Recently I was unfaithful to my wife of 10 years. I went to a conference in Las Vegas. After drinking way too much a few of us went to a strip club. I have gone to strip clubs plenty of times, a few times even with my wife, but where I am from you only get a lap dance. A dancer asked if I wanted a private dance and we went into a room behind a curtain. She touched herself and let me touch her. She started to touch me and then asked for $100 for oral sex. I gave her money and she gave me head. One of the guys I was with went with her for a private dance shortly afterwards.
When I returned home I got a call from the guy that also had a dance with her and said he was scared because he had a rash on his genitals. I also did but assumed it was from the hot tub we sat in everyday drinking. I started to freak out thinking I have an std. My friend said he would get tested and see what happens. I decided I needed to tell my wife that day. I couldn't take the chance she would touch me and get something. I went to the doctor the next day and explained what happened. She said it looks like a chemical rash and took a blood test for any std.
Until now we have had a very happy marriage. I broke her trust, her safety and her heart. I truly have great remorse. She has been my best friend for a decade and I was selfish and never thought she would know or be effected by my terrible decision. She is devastated, she cries everyday and cant be around my family.

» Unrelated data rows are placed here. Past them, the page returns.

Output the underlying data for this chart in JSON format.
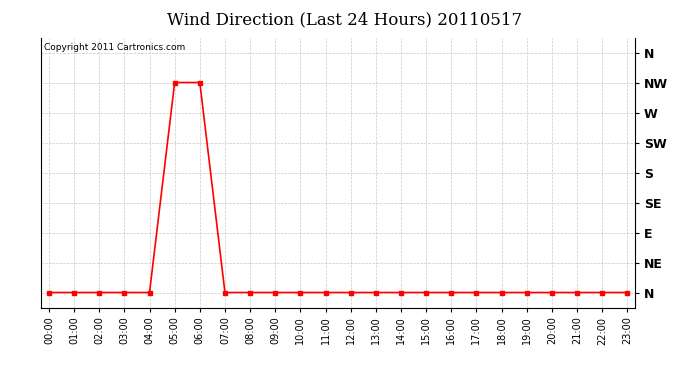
{
  "title": "Wind Direction (Last 24 Hours) 20110517",
  "copyright_text": "Copyright 2011 Cartronics.com",
  "background_color": "#ffffff",
  "plot_bg_color": "#ffffff",
  "line_color": "#ff0000",
  "grid_color": "#c8c8c8",
  "ytick_labels": [
    "N",
    "NE",
    "E",
    "SE",
    "S",
    "SW",
    "W",
    "NW",
    "N"
  ],
  "ytick_values": [
    0,
    1,
    2,
    3,
    4,
    5,
    6,
    7,
    8
  ],
  "x_hours": [
    0,
    1,
    2,
    3,
    4,
    5,
    6,
    7,
    8,
    9,
    10,
    11,
    12,
    13,
    14,
    15,
    16,
    17,
    18,
    19,
    20,
    21,
    22,
    23
  ],
  "y_values": [
    0,
    0,
    0,
    0,
    0,
    7,
    7,
    0,
    0,
    0,
    0,
    0,
    0,
    0,
    0,
    0,
    0,
    0,
    0,
    0,
    0,
    0,
    0,
    0
  ],
  "marker_size": 3,
  "marker_style": "s",
  "line_width": 1.2,
  "title_fontsize": 12,
  "tick_fontsize": 7,
  "ylabel_fontsize": 9,
  "copyright_fontsize": 6.5,
  "figsize": [
    6.9,
    3.75
  ],
  "dpi": 100
}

I have been trying so hard to be there anytime she needs me. I've told her I'm sorry so many times I'm afraid it will start to sound insincere. I'm so ashamed of myself and scared about the test results that I will get I am having panic attacks. I know I deserve that but I'm trying to focus on her feelings and not my fears.
Ladies what should I do to prove I love her, regain her trust, repair our marriage and ease the hurt I have caused?